Look at that, the compiler saved our butt. We were trying to do something very bad! But of course since this is C++ we're talking about, the compiler does not have the final say in what happens. If we want, we can say "shut up compiler, and do what I tell you" and it will happily oblige. So go ahead and change the first line of main to this:

DoSomethingPtr fnPtr = (DoSomethingPtr)DoSomethingElse;

and watch the compiler error magically vanish. But now try running the code, in debug mode first. And look at that, an Access violation. Why did we get an access violation? Well that's easy: we called a function that expected two parameters on the stack. However we were using a function pointer that only specified one parameter. In other words, we violated the contract on our end. The callee however dutifully followed the contracted, and popped two parameters off the stack. The second value on the stack happened to be NULL, which caused an exception to be thrown when we tried to dereference NULL.

This is actually a pretty "nice" error. The exception happens right when we call the function, so naturally the first thing we'd do is go back to where we called the function and see what went wrong. So in the event of an accidentally erroneous cast, we'd figure it out pretty quickly. But of course, that's not always the case. Try compiling and running in release mode. And look at that: no crash! However that return value of "-1559444344" sure does look funky...clearly we weren't so lucky this time. Now instead of a nice informative crash, we have a function that just produces a completely bogus value. Maybe that value could be used for something immediately after and we'll notice it's bogus, maybe we won't notice until we've made 8 calculations based on it. Either way something down the line will get screwed up, and the chance that you'll trace it back to a bogus function pointer get slimmer and slimmer every step of the way.

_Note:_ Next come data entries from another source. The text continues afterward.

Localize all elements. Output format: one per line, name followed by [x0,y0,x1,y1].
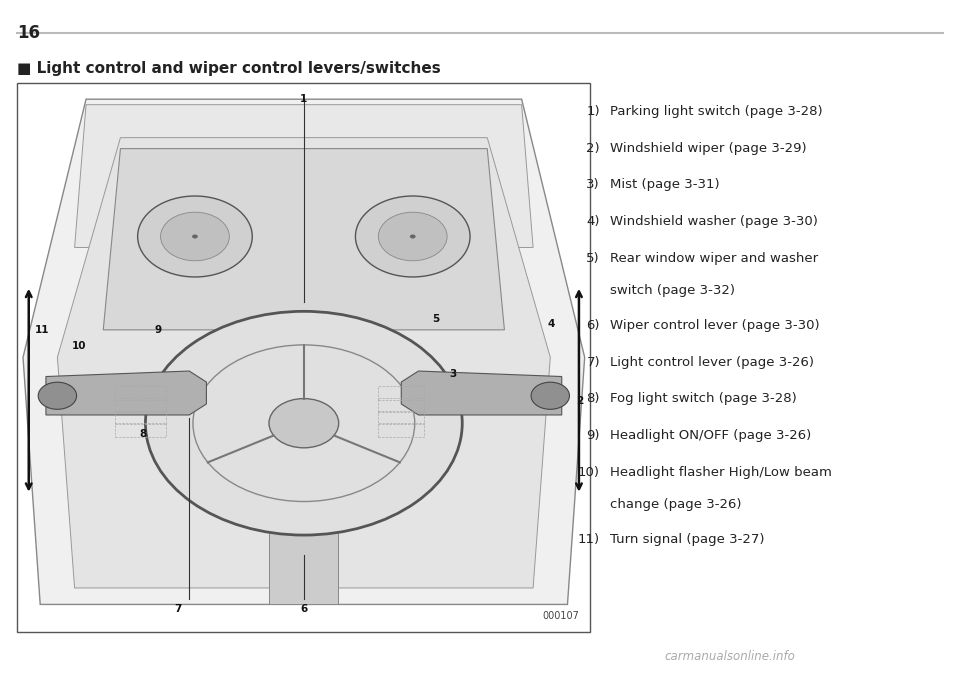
Circle shape [146,311,463,535]
Text: 3): 3) [587,178,600,191]
Text: Windshield wiper (page 3-29): Windshield wiper (page 3-29) [610,142,806,155]
Text: 1): 1) [587,105,600,118]
Text: Rear window wiper and washer: Rear window wiper and washer [610,252,818,264]
Text: 6): 6) [587,319,600,332]
Text: 3: 3 [449,369,456,379]
Circle shape [137,196,252,277]
Text: Parking light switch (page 3-28): Parking light switch (page 3-28) [610,105,822,118]
Text: Wiper control lever (page 3-30): Wiper control lever (page 3-30) [610,319,819,332]
Polygon shape [58,138,550,588]
Polygon shape [23,99,585,605]
Text: Windshield washer (page 3-30): Windshield washer (page 3-30) [610,215,818,228]
Text: Turn signal (page 3-27): Turn signal (page 3-27) [610,534,764,546]
Text: 10: 10 [72,341,86,351]
Circle shape [531,382,569,410]
Text: Fog light switch (page 3-28): Fog light switch (page 3-28) [610,393,797,405]
FancyBboxPatch shape [17,83,590,632]
Text: switch (page 3-32): switch (page 3-32) [610,284,734,297]
Text: 10): 10) [578,466,600,479]
Circle shape [38,382,77,410]
Text: Mist (page 3-31): Mist (page 3-31) [610,178,719,191]
Polygon shape [46,371,206,415]
Text: 7): 7) [587,356,600,369]
Text: 1: 1 [300,94,307,104]
Polygon shape [104,148,504,330]
Text: 11: 11 [35,325,49,335]
Text: carmanualsonline.info: carmanualsonline.info [664,650,795,663]
Text: 16: 16 [17,24,40,42]
Text: 9): 9) [587,429,600,442]
Polygon shape [75,104,533,247]
Text: 6: 6 [300,605,307,614]
Text: Headlight flasher High/Low beam: Headlight flasher High/Low beam [610,466,831,479]
Text: 2): 2) [587,142,600,155]
Circle shape [160,212,229,261]
Text: change (page 3-26): change (page 3-26) [610,498,741,511]
Text: 000107: 000107 [542,611,579,621]
Text: 2: 2 [576,396,584,406]
Text: 4: 4 [547,319,555,330]
Text: ■ Light control and wiper control levers/switches: ■ Light control and wiper control levers… [17,61,441,76]
Text: 9: 9 [155,325,161,335]
Text: Light control lever (page 3-26): Light control lever (page 3-26) [610,356,814,369]
Circle shape [192,235,198,239]
Text: 8: 8 [140,429,147,439]
Text: 11): 11) [578,534,600,546]
Polygon shape [401,371,562,415]
FancyBboxPatch shape [270,467,338,605]
Text: 8): 8) [587,393,600,405]
Text: 4): 4) [587,215,600,228]
Text: 5: 5 [432,314,440,324]
Circle shape [378,212,447,261]
Circle shape [269,399,339,447]
Text: 7: 7 [174,605,181,614]
Text: 5): 5) [587,252,600,264]
Circle shape [410,235,416,239]
Text: Headlight ON/OFF (page 3-26): Headlight ON/OFF (page 3-26) [610,429,811,442]
Circle shape [355,196,470,277]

But wait...the fun doesn't end there. Casting problems can be more subtle than that...as well as more catastrophic. Let's try this nearly-identical program instead:



Look at that, we're actually pointing our function pointer to the right function this time! This should work perfectly, right? Right? Go ahead and run it. And what to do you know, it spits out the anticipated result! But no go ahead and press a key to let the program close up and....crash. A strange one too...access violation? At address 0x00000001? No source code available? What the heck code are we even executing? A look at the call stack shows that we're somehow executing in the middle of nowhere!

So how did this happen? Once again, we're crooks who violated the contract. The functions were declared with the calling convention __stdcall, which specifies that the function being called cleans up the stack. However our function pointers were never given an explicit calling convention, which means they got the default (which is __cdecl). This meant we put our parameter and other stuff on the stack, we called the function, the function cleaned up the junk on the stack by popping it off, and then when we returned the main function once again cleaned junk off the stack. Except that since the junk had already been cleaned up already, we instead completely bungled up our stack and wound up with an instruction pointer pointing to no-man's land. Beautiful. For those wondering, the correct way to declare the function pointers would be like this:

  typedef int (__stdcall *DoSomethingPtr)(int);typedef int (__stdcall *DoSomethingElsePtr)(int, int*);

And of course, the even smarter thing to do would have been to have no cast at all, since then the compiler would have caught our mistake and whacked us over the head for it.

By now I hope I've gotten my point across. If I haven't, my point is this: don't cast function pointers unless you're extremely careful about it, and you absolutely have no choice. Type safety exists for a reason: to save us from ourselves. Make use of it whenever you can.

EXTRA: On a somewhat related note, sometimes what you think is a function pointer isn't really a function pointer at all. For instance...what you get back when you pass GWLP_WNDPROC to GetWindowLongPtr. Yet another reason to be careful with function pointers.